UBS’s mishandling of the financial crisis has revived a long-running debate in Switzerland about the dangers of megabanks in such a small country. “The big Swiss banks have a long history of changing the financial landscape because of their involvement in huge scandals,” says Hans Geiger, a banking scholar at the University of Zurich. He cites the so-called Chiasso affair in 1977, when Credit Suisse lost some Sf3 billion — equivalent to most of its capital at the time — in a case involving fraud by one of its bankers. That led to higher due-diligence requirements and more-stringent know-your-client rules for Swiss banking.

The UBS fiasco and resulting bailout could prompt more dramatic regulatory reforms. Early this year the Swiss Parliament will consider a government commission’s recommendation that Switzerland rescue only the domestic banking operations of the two big banks if there is another crisis. While popular among substantial numbers of voters, the proposal arouses skepticism among banking experts. “I don’t see how one part of a bank can be rescued and the other allowed to fail,” says Manuel Ammann, director of the Swiss Institute of Banking and Finance at the University of St. Gallen. “When confidence evaporates, usually the whole bank goes down.”

In the meantime, UBS is pursuing a whirlwind courtship of its Swiss base. In the midst of its cost-cutting campaign, UBS announced a $300 million renovation of its 300 Swiss branches — largely ignored during its global push — over the next three years. With 1.3 million clients nationwide, or one out of every third household, UBS has a large-enough domestic presence. “We aren’t trying to attract more clients, but to sell more products to the ones we have,” says spokesman Peter Hartmeier. Every year Sf4 billion to Sf5 billion of retail assets migrate to wealth management. “The retail bank has become a feeder business to wealth management,” says COO Körner.

By last summer, UBS felt it had achieved enough of a turnaround to launch its first global branding campaign since the crisis began, under the slogan “We will not rest.” According to Grübel, the slogan is meant to convey “that we know what we are doing and that we are looking after our clients.”
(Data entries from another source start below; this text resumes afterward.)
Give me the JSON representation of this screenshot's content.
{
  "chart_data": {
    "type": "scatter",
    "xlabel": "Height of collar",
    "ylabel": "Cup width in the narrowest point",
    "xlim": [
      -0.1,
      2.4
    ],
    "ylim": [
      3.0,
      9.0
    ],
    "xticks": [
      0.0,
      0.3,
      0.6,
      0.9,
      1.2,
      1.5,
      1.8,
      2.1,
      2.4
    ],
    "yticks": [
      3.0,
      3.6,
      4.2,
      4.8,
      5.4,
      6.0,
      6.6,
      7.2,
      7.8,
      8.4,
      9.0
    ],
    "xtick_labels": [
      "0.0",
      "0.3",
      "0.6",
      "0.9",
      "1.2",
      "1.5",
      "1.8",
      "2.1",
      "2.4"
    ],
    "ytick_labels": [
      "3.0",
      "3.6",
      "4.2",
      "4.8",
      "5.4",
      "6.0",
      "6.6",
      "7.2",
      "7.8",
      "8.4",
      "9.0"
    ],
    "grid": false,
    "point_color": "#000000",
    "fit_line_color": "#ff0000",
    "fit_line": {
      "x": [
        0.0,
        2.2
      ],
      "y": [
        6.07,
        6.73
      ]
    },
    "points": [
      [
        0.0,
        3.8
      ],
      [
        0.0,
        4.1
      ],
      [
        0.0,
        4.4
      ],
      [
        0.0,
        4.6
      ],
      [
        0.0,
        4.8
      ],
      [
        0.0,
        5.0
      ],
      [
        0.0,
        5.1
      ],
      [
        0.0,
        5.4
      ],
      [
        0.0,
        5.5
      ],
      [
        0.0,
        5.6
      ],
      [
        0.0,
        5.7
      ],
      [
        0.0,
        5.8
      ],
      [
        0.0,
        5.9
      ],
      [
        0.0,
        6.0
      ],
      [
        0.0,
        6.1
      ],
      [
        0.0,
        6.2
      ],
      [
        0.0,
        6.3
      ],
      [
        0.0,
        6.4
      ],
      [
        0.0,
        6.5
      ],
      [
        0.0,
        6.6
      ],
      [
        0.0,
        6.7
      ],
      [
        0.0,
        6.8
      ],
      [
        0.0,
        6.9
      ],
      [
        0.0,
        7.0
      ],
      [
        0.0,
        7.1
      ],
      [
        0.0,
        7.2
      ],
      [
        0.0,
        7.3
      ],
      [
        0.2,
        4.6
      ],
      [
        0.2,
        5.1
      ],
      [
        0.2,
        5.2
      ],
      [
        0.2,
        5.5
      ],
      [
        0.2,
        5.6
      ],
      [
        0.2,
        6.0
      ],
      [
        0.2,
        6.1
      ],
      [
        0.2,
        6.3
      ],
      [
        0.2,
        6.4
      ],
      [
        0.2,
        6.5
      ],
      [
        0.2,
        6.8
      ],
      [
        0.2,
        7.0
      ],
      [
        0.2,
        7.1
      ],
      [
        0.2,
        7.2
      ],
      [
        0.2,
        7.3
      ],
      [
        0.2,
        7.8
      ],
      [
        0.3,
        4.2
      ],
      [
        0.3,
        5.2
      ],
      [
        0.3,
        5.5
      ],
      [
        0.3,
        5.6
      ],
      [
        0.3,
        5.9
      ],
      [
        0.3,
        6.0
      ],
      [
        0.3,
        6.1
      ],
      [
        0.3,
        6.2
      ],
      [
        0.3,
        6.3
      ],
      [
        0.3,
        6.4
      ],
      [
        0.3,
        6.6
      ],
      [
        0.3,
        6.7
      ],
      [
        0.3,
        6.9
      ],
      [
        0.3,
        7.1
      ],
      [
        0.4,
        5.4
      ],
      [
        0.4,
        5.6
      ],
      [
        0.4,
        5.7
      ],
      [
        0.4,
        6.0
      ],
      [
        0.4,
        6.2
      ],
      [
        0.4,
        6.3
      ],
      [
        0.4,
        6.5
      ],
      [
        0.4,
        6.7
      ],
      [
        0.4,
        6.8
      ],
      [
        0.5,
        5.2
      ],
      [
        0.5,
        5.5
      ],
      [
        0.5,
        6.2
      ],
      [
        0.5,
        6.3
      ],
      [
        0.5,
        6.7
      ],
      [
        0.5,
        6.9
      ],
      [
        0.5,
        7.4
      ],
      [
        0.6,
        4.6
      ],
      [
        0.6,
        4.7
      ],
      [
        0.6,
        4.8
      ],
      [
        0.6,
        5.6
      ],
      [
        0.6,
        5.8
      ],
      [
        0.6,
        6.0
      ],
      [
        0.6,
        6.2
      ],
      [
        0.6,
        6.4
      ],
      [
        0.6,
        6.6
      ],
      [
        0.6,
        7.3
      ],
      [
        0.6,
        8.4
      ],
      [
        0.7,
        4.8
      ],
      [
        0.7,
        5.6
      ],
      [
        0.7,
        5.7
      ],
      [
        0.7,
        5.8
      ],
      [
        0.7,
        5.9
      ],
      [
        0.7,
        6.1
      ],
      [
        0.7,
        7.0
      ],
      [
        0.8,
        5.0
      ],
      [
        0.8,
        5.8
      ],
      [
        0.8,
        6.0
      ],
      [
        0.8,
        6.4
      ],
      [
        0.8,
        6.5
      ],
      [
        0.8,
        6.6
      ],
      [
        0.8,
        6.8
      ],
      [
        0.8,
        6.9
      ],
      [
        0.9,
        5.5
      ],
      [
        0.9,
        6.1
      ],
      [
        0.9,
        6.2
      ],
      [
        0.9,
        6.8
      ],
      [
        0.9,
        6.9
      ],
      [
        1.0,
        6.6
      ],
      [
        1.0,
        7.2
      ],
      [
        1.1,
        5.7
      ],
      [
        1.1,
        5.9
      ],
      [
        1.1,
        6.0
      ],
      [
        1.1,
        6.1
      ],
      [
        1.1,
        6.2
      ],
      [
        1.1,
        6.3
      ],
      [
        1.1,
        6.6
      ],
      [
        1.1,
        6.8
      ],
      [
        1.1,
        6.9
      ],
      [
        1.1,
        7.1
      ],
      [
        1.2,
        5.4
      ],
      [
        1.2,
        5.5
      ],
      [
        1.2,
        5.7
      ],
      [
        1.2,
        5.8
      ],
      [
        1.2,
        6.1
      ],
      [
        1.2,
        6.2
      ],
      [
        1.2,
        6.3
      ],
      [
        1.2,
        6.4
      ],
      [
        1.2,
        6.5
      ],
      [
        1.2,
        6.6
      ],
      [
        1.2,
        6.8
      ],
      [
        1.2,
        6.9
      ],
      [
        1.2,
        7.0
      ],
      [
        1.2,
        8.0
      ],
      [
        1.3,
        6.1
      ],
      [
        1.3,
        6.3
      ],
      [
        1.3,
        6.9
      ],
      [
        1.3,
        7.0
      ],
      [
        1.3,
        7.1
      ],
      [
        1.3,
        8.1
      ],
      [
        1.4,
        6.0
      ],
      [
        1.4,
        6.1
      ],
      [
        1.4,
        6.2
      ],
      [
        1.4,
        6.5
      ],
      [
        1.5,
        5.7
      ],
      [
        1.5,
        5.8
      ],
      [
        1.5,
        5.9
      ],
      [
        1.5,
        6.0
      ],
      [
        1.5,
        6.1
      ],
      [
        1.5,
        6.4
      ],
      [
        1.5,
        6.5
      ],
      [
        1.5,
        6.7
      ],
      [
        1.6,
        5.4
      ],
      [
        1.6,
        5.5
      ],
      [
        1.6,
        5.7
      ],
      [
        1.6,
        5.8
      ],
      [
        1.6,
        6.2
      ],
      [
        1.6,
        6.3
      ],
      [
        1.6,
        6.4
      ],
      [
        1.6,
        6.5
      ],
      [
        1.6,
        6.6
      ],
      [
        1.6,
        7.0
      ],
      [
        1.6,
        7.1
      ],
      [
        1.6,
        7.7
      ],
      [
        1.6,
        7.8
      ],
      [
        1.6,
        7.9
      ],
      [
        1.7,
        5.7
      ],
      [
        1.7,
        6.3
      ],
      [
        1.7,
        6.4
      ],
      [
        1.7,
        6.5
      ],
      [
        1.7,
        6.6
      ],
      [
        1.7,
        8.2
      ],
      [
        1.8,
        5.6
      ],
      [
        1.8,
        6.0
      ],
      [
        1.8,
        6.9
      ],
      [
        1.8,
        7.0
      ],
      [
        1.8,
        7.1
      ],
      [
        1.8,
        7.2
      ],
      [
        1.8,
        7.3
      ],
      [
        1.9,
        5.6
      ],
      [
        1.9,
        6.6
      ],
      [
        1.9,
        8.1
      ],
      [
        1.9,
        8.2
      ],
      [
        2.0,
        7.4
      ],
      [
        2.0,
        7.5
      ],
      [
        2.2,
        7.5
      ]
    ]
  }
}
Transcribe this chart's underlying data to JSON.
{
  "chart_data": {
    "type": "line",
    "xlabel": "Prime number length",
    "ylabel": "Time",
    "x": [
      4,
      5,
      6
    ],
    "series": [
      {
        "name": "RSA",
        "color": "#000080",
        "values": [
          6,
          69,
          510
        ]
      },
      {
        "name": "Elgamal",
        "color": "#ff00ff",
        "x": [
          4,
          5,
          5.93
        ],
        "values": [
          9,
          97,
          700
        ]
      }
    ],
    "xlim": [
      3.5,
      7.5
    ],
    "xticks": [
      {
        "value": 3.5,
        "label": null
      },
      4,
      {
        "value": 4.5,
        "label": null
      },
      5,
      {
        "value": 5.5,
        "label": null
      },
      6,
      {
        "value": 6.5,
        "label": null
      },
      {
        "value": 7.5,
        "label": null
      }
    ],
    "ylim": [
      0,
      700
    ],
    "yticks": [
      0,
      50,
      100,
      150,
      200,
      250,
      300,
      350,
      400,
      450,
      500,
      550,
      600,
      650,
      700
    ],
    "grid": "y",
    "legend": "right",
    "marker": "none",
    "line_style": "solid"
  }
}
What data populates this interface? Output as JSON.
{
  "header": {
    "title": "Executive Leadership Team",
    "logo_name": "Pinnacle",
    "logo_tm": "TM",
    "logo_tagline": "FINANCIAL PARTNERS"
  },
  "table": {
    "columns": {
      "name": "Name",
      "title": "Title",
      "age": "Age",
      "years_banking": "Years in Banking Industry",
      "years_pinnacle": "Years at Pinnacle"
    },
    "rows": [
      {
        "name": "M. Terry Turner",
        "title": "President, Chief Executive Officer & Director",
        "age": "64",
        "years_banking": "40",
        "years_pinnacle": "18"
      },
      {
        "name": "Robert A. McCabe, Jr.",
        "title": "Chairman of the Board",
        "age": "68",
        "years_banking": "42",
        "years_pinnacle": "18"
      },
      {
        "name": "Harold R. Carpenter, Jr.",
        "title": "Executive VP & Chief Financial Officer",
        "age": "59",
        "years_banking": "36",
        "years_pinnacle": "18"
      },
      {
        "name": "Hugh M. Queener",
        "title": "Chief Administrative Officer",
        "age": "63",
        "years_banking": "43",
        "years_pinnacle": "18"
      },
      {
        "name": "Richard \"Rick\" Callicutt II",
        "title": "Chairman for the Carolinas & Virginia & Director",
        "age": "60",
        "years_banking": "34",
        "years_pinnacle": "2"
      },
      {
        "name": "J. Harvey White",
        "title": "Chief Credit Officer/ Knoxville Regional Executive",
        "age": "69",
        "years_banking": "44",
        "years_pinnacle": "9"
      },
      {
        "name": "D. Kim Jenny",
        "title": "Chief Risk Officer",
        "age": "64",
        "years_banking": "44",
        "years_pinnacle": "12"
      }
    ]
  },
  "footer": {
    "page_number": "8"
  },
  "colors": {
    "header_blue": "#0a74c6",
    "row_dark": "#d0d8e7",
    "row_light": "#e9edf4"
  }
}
Grübel himself promises not to rest, either, until his job is done. “Do I look like I am about to retire?” he says in response to the inevitable question about his advancing years. “From the beginning, I said I wanted to stay long enough to get UBS back to sustainable profitability. We are profitable again, but it isn’t yet as sustainable as I want it to be.” According to his goals, that point should come in 2014, when he will be 71. Grübel points out that there is no retirement age at UBS. “A chief executive can stay until he drops dead,” he says, but adds, “I hope the board will replace me before then.”